Blue and White Delft Charger Made by The Claw in the Netherlands circa 1780


This beautiful blue and white Dutch Delft charger was hand-painted in deep cobalt blue in the factory of “The Claw” in the late 18th century, circa 1780. The decoration in the center shows a vase filled with sunflowers and ferns. The design is reminiscent of a peacock displaying its feathers. Since the 18th century, the pattern has been known as the “Peacock” pattern. The crisp yellow of the slip-painted rim brings out the color of the cobalt blue.

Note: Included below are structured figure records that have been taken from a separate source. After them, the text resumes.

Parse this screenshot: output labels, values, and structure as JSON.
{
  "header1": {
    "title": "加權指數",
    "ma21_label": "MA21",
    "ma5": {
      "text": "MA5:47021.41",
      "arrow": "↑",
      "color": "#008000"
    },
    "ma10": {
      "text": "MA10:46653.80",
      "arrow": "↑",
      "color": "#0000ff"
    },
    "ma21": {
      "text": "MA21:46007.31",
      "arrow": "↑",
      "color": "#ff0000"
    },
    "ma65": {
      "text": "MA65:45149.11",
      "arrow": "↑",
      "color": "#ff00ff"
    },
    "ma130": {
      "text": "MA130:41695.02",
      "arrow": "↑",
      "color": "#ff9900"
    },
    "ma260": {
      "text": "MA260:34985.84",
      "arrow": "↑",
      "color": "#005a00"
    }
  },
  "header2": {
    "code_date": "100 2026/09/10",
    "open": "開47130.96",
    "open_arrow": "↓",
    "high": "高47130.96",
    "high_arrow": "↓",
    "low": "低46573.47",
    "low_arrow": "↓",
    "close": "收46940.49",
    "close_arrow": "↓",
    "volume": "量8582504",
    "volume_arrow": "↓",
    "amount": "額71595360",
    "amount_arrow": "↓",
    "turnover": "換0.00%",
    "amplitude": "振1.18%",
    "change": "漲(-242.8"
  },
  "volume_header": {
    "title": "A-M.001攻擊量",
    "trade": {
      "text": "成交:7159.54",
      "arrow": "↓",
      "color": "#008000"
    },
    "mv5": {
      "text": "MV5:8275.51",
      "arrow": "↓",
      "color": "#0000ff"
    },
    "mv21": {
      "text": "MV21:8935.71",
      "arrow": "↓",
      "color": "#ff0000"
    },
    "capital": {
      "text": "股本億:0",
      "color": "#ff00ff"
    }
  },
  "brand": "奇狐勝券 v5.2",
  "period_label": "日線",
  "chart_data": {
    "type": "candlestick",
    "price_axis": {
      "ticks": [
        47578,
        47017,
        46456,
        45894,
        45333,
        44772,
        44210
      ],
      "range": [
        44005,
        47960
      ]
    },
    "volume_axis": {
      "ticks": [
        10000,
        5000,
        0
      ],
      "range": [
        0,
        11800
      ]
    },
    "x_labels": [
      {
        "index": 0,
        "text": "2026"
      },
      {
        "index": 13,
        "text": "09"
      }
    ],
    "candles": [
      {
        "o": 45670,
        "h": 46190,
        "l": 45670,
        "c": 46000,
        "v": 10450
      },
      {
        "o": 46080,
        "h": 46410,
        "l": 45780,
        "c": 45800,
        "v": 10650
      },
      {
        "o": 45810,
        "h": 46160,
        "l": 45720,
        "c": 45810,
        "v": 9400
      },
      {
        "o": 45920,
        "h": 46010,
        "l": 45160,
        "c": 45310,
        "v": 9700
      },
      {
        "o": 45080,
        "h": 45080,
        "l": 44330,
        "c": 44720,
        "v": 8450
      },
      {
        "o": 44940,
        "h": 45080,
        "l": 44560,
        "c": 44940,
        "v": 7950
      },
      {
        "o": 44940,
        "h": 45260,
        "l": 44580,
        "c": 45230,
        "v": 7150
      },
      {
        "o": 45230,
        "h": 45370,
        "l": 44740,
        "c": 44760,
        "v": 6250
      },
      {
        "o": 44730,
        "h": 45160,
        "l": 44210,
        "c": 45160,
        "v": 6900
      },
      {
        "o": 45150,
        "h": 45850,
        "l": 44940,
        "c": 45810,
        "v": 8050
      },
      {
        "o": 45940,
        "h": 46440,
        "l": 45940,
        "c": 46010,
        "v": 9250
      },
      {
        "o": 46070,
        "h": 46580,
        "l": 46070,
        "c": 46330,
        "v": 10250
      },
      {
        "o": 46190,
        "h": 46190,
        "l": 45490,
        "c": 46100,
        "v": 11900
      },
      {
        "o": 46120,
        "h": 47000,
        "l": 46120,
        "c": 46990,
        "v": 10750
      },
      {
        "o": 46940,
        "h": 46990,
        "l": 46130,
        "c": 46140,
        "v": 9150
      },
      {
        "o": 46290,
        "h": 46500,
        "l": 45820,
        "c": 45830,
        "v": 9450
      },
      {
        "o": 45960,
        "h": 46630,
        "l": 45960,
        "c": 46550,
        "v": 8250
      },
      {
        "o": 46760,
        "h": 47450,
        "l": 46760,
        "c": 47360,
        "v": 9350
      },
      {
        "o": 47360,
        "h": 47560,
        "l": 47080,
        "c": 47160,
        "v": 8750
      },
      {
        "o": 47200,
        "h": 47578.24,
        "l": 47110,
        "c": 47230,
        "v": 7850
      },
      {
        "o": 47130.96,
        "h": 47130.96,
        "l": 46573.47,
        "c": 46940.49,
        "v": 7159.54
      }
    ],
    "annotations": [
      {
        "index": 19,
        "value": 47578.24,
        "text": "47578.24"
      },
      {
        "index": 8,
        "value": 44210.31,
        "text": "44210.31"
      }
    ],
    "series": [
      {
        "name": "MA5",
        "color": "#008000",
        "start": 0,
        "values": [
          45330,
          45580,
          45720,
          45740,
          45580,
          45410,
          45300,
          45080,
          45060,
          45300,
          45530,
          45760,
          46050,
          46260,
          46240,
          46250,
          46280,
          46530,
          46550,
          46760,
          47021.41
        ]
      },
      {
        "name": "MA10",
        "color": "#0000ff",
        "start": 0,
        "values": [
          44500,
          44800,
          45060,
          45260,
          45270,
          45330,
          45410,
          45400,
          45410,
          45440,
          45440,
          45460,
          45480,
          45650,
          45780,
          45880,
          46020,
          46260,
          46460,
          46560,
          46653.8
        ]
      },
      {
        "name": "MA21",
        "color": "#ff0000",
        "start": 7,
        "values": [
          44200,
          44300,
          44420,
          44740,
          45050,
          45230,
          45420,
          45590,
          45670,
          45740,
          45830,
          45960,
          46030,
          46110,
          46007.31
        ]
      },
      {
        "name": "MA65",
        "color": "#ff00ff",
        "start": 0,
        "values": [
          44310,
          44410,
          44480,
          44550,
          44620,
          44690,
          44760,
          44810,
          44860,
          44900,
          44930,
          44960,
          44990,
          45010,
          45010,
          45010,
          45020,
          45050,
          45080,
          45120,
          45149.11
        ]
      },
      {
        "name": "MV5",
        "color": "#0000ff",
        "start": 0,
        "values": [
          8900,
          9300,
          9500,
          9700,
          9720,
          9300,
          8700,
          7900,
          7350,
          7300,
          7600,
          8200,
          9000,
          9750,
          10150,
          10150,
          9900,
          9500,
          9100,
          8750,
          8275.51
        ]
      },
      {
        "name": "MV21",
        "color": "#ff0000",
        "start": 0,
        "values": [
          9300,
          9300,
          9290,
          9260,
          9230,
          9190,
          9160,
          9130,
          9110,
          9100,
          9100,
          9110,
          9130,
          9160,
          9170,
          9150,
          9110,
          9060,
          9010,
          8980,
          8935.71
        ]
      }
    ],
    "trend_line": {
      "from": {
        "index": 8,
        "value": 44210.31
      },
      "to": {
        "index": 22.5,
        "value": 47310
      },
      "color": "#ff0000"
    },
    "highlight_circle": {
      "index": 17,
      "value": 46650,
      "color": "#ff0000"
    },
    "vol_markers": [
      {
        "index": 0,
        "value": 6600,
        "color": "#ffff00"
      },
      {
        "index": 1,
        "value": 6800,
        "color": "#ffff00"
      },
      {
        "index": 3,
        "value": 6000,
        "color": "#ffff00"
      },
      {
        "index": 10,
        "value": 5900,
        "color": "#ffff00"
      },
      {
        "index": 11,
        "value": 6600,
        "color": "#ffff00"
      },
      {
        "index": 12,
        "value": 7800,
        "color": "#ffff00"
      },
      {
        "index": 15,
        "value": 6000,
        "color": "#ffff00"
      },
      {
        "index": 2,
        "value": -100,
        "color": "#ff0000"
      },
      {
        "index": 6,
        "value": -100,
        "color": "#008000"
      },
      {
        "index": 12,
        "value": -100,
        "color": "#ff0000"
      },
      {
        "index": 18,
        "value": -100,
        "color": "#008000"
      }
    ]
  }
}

Dimensions: diameter 12.5 inches

Condition: Excellent with small edge chips invisibly refinished

In stock

Background of Delft

The technique of making Delft was first described in writing by Gerrit Paape in “Delft Pottery Maker,” written in 1794. Dedicated to Lambertus Sanderus, the owner of De Porceleyne Claeuw (The Porcelain Claw). Delft faience began in the 17th century. Much of the finest Delft was produced in the Dutch city of Delft. First, the Delft potters began to coat their pots thoroughly in a white tin glaze. They then covered the white tin-glaze with a clear glaze, giving the fired surface depth. Over time they created a good resemblance to porcelain. By about 1650, the technical skills of the potters and painters were much improved, and Delft began its golden age.